In several of my projects, I have to focus on specific regions of a genome, let’s say while looking for binding peaks. It is quite common to download a full genome as a fasta file, or each chromosome separately from Ensembl or NCBI. However, it is difficult to get a specific region of a genome (chromosome, start, end). I didn’t find any easy solution for it so far. Therefore, I focused on using tools available directly from NCBI, the e-utilities.
To get a specific region of the genome one needs to know the GI identifier of the chromosome of interest. Let’s say we are interested in sequences from chromosome 2L of Drosophila melanogaster. The first step is to search for it on the Nucleotide database of NCBI.
Here, we have to note the GI identifier (667674288)
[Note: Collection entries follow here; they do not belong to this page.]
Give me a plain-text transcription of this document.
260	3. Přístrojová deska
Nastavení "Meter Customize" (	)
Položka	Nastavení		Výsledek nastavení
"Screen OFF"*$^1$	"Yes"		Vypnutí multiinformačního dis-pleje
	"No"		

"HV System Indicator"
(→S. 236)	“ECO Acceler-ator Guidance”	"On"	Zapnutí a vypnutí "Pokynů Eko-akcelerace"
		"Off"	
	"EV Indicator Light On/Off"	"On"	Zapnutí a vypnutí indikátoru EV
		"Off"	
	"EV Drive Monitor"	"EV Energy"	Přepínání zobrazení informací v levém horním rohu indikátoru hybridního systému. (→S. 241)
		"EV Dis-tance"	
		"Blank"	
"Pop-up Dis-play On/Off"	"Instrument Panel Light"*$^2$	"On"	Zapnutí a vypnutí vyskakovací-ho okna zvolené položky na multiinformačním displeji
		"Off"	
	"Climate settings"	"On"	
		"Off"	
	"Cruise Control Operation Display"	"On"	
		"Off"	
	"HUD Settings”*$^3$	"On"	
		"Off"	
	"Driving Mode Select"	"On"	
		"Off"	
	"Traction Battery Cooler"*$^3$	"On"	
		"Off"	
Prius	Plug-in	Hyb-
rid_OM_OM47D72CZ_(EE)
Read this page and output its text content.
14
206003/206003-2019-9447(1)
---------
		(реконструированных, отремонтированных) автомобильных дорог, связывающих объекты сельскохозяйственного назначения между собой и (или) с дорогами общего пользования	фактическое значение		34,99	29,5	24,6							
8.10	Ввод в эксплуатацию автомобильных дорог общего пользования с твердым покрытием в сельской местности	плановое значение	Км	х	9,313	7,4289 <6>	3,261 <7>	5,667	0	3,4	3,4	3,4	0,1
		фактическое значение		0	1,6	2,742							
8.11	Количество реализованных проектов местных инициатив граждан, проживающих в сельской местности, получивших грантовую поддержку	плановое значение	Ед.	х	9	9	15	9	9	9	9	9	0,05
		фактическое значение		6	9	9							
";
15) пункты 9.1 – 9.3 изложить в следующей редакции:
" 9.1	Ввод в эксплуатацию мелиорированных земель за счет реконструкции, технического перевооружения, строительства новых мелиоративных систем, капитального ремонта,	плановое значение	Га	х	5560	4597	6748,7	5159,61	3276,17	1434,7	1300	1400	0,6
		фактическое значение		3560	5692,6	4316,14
Then, the command to run is
efetch -db=nuccore -format=fasta -id=667674288 -seq_start=12200 -seq_stop=13000
This will return the sequence of chromosome 2L between positions 12200 and 13000 in fasta format as follow:
>AE014134.6:12000-12200 Drosophila melanogaster chromosome 2L
ATTTCATATGTATTCACAACTTCATCACATGCGTAGGTTTCCTTATTATTCTCTGCATCATTTTCTTCCA
ACACAGACTCTTCATTTTCTAATGGTTCTACTGGAACAACGCCAGTGGGTTGCACGACTCTGGACGTGGC
TAAAGCAATACGCTGCAGTTCAGAAGAAGACATCATATACAGTGCTTCTCCAGAGTTTGTA
This command gets really handy when working with multiple regions. One could save all the regions of interest in a tab separated file with one column containing the start position and the other the end positions such as:
12000 12200
13500 13700
…
and then use awk to get the sequences for all those regions and save it as a fasta file:
awk '{ system("efetch -db=nuccore -format=fasta -id=667674288 -seq_start="$1" -seq_stop="$2" ") }' dmel_chr2L_peaks.txt > dmel_chr2L_peaks.fasta
Enjoy and let me know if you have any alternative solution for this problem.